How TfL keeps screwing me for delay refunds

Let me tell you about my ongoing woes with Finsbury Park station. I admit upfront that this is a first-class, first-world problem; but I make no apologies.

You see, I’ve recently experienced the delights of efficient and effective European transport rail and light-rail infrastructure, so the continuing trials of my local tube station leave me dumbfounded.

Finsbury Park station is a badly designed station. Its entrances are narrow, and its walkways are too small, and there’s no real chance of expanding its internal footprint. It regularly overcrowds as a result, and the TfL staff at the station — largely over-cautiously in my experience — often just close the entrance gates so people can’t get in.

It’s a straightforward solution to a straightforward problem, you might think. That’s certainly true. The unintended consequence of this decision, however, is delays to your journey.

The problem

I must get caught in a Finsbury Park closure at least once a week. When you’re late on a Transport for London journey through a fault on their part, you’re entitled to a refund. Your entitlement kicks in after around 15 minutes. Theoretically, you can submit a refund request when you experience a delay and they give you the money back.

Here’s the problem: if they close the station and turn off the entry barriers, you aren’t “touched in”, which means that TfL won’t give you a refund.

It makes logical sense, of course. TfL don’t know that you’re late, and by the time you touch in and touch out again, they won’t notice any difference. To the automated system, there is no delay.

I have tried multiple times to claim refunds for these delayed journeys. None of them have worked.

I’ve tried sticking it out and claiming from the time I arrive at the station to the time I emerge at the end of my tube ride. I’ve tried claiming for a refund when I’ve had to take the bus instead because the station is closed with no hope of re-opening. Nothing works.

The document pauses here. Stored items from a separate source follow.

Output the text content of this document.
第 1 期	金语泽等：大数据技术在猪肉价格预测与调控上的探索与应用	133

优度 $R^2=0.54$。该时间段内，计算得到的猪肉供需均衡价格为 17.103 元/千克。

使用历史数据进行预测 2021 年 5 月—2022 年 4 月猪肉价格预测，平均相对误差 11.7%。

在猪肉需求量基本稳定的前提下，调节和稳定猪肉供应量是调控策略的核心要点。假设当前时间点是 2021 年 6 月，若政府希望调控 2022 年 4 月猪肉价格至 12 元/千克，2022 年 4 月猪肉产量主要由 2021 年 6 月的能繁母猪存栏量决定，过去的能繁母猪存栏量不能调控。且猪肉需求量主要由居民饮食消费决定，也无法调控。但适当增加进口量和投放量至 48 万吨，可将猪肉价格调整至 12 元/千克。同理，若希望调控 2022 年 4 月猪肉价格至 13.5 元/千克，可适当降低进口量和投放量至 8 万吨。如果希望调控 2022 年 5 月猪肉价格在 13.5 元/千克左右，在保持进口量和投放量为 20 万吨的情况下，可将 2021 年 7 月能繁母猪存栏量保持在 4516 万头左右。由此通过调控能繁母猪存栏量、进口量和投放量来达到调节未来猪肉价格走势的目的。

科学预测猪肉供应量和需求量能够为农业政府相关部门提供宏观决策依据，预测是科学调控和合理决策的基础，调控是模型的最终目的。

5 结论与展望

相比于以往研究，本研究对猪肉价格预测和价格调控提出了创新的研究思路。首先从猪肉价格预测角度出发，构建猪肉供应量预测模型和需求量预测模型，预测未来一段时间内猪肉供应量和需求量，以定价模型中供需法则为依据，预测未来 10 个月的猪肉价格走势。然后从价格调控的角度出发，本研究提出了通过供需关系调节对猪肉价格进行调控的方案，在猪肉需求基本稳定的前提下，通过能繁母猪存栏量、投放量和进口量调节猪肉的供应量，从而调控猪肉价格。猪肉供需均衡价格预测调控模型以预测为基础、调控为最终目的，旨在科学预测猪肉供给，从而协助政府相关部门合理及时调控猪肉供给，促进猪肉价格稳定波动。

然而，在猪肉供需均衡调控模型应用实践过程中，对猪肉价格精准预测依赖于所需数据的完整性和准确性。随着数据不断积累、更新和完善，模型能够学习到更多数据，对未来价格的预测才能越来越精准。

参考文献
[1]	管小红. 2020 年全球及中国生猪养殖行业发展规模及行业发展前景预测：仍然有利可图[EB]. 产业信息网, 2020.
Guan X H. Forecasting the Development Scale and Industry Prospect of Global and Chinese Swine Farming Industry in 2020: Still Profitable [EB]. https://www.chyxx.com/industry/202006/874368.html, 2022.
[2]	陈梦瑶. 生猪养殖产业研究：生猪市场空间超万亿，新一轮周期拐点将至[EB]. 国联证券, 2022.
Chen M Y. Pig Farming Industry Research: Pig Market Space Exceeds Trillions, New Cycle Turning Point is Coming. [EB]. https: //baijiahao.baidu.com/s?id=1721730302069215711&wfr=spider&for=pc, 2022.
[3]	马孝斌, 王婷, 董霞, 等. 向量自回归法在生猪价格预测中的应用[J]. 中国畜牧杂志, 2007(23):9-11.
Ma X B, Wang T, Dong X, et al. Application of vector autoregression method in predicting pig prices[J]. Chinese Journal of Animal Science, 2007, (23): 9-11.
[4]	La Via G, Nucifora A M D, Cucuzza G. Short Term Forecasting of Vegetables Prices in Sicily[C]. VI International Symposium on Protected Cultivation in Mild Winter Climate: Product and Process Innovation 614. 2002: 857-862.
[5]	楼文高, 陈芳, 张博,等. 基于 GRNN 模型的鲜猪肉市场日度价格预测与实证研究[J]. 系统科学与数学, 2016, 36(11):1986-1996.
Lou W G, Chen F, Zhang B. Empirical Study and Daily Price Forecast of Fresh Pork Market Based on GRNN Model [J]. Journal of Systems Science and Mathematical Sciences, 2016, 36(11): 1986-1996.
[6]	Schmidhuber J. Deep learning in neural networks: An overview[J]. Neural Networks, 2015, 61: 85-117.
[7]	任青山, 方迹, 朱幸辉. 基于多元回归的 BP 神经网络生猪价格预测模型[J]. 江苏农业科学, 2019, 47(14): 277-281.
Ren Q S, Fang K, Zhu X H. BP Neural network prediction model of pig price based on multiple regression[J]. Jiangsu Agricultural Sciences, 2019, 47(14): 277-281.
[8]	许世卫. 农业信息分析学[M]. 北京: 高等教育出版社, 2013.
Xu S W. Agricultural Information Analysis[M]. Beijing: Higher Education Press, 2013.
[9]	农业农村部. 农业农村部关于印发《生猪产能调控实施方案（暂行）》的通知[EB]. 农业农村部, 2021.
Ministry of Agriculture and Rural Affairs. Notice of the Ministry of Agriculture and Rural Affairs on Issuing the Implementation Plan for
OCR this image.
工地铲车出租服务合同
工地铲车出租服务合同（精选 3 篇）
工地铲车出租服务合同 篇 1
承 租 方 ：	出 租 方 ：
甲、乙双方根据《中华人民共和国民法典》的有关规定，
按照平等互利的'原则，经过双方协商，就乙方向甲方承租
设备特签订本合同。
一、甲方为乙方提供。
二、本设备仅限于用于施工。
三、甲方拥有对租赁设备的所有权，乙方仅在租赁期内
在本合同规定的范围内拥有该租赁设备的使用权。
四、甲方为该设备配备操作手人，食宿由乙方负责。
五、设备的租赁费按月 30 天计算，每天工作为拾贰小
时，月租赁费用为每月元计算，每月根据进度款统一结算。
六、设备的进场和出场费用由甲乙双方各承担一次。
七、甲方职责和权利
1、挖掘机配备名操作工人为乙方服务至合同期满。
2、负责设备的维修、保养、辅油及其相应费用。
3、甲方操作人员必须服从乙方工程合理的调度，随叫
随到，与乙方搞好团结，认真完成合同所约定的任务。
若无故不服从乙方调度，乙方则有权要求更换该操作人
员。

I’ve been screwed out of probably dozens of eligible refunds in the last year thanks to this. Whilst I recognise this is convenient for TfL, there really needs to be a better way to compensate people for this kind of disruption. Especially when it happens so regularly.

An idea to fix it

This issue seems easy enough to fix; in part, because it already has been elsewhere.

When you travel on the London Overground and you skirt around Zone 1 instead of going through it, there are purple readers dotted throughout the stations so that TfL can track your journey. That way, they know you went a certain route.

It seems obvious to me that the way for delayed passengers, stuck outside stations, to register their delay is to reuse this same system outside the ticket barriers. It would be simple enough. You would:

  1. turn up at the station and find its shut
  2. beep your card on the terminals outside the entrance when you arrive
  3. beep again on your way in the gates once they are re-opened

TfL could do some clever things with machine learning or some other buzzword to spot whether these were genuine outside tappers (like checking to see how many others were also tapping to signal a delay) and then judge whether to give out the money or not.

It could also work across buses too. If you turned up at your station and it was shut, you could tap the delay terminal and then hop on the bus. All London buses are equipped with GPS now, so TfL could cross-reference the times and locations and give you the cost of the normal tube journey back for the delay.

An aside

Whilst they’re at it, TfL shouldould start issuing automatic refunds, rather than expecting people to claim them. If it knows someone is delayed, they shouldn’t have to ask for the compensation.

End of rant

Those are my Finsbury Park woes, my middle-class rant about them, and a possible solution to the problem.